Bradford Lit Fest: Hopes and Fears



It's day two, and I have considerably less energy than yesterday.  Still, I manage to drive down the hill and park in the Broadway.  (A considerable acheivement for a nervous driver!)  To do this, I have had to leave partway through a sermon entitled: "Are you in prison?"  The question resonates.

Today, I have my 1-1 Meet the Literary Agent with Kate Nash.  Bizarrely, I find this less helpful than my impromptu chat with Lisa Milton yesterday, as Kate is clearly expecting less experienced writers.  I  feel somewhat dispirited as I eat my jacket potato in Esquires.
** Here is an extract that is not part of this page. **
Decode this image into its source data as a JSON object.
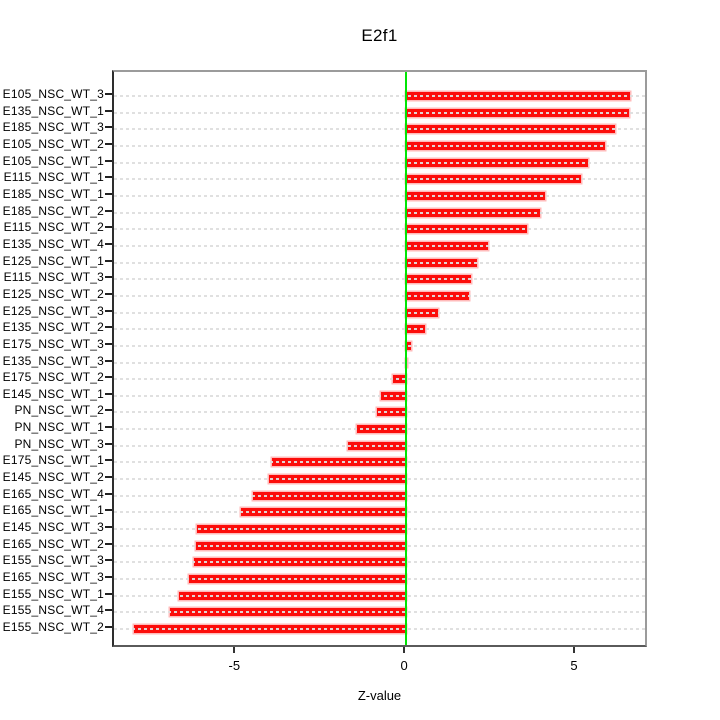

I am now pinning considerable hope on the experience of hearing David Olusoga speak to his book, Black and British: A Forgotten History.  I have brought my own copy from home, in the hopes that he will sign it, and maybe allow a selfie.  I do my lipstick, just in case.  

Mercifully, David does not disappoint.  I am completely starstruck as he talks through themes and issues from the book, the most important of which is that Black History IS British History.  An impassioned Q&A follows, in a council chamber that has doubtless seen a fair few impassioned debates in its time.  I get my book signed AND a selfie, and am able to tell David that I have written a short story about Henry "Box" Brown (that's just won second prize in the Swanwick competition).  Happy, happy, happy!

My final event (before I collapse) is Why Do We Like to Be Scared?  I'm not entirely sure that I do like to be scared, and I'm really only attending in the hopes of talking to Anne Perry.  It turns out to be an informal panel chat on the role of fear in literature.  The panel discuss how one person's "fun scary" is another person's disturbing fear, and vice versa.  Our fear of not being in control.  And how our relationship with horror changes throughout our lives.

Afterwards, I shake hands with Anne, who I have only previously met through email.  Job done.  I'm ready to go home and have my tea.  It's been an action-packed weekend.  Time to rest.